The highlight event begins at 4 p.m. with an opening reception with complimentary food, refreshments and entertainment at Beasley Performing Arts Coliseum.

“We invite the entire Palouse region to join this celebration and pledge their commitment against hate and violence,” said Milton Lang, special assistant to the president and chair of the organizing committee.

According to Lang, the Second Annual Diversity Celebration is an event in which new and returning students, administrators, faculty, and staff as well as community members can join together and express their personal commitment to do their part to make this a safe and thriving community for its members and ride this community of violence, racism, and intolerance of any kind.

There also will be an opportunity for everyone at the event to sign the Diversity Pledge, essentially a declaration “against hate and violence in support of diversity.”

President V. Lane Rawlins will discuss the university’s diversity and campus climate in a keynote address at 5 p.m. and various university officials, including Francesca Delgado, the Associate Students of WSU’s director of multicultural awareness, and Wayne Valrey Jung, president of the Council of Multicultural Student Presidents, will give special remarks.

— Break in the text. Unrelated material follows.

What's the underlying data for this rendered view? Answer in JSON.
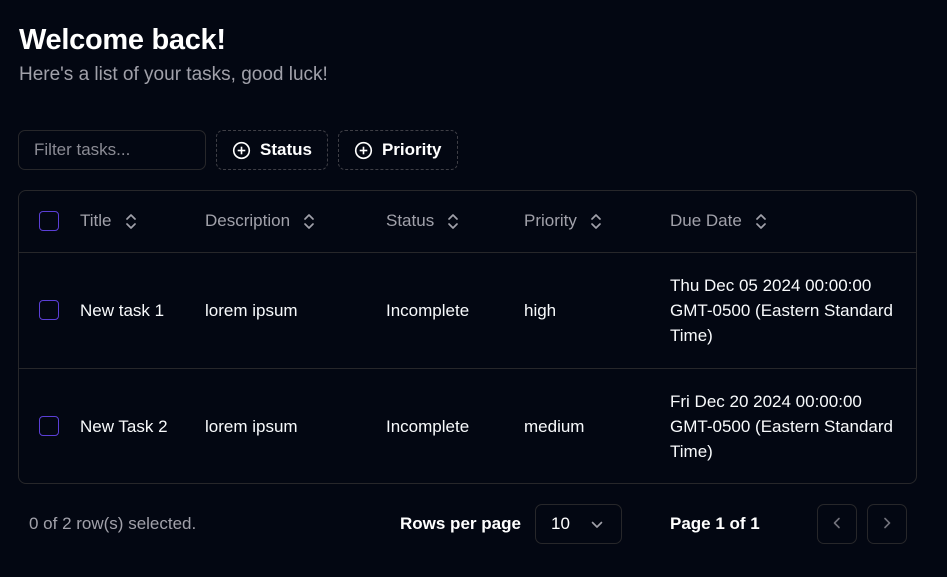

Persons, too, can sign the pledge before the event online at a Web site: www.diversity.wsu.edu.

Following the program, “American Voices,” will begin in the coliseum at 5:30 p.m. The free performance details stories based on the lives and recollections of a diverse set of Americans. Critics and audiences have given the show outstanding reviews.

The Office of the President is sponsoring the event, part of recommendations made in 2001 by the Council on Campus Climate. The group felt that there needed to be a forum in which the campus and Pullman community could come together and address the issue of intolerance towards people based on their sexual orientation, race, ethnicity, gender, religion, age or disability.

The event’s purpose is to educate the community about prejudice and violence that occur on campus and in the community at large. The event also will highlight the different resources on campus and the special programs planned for the upcoming academic year.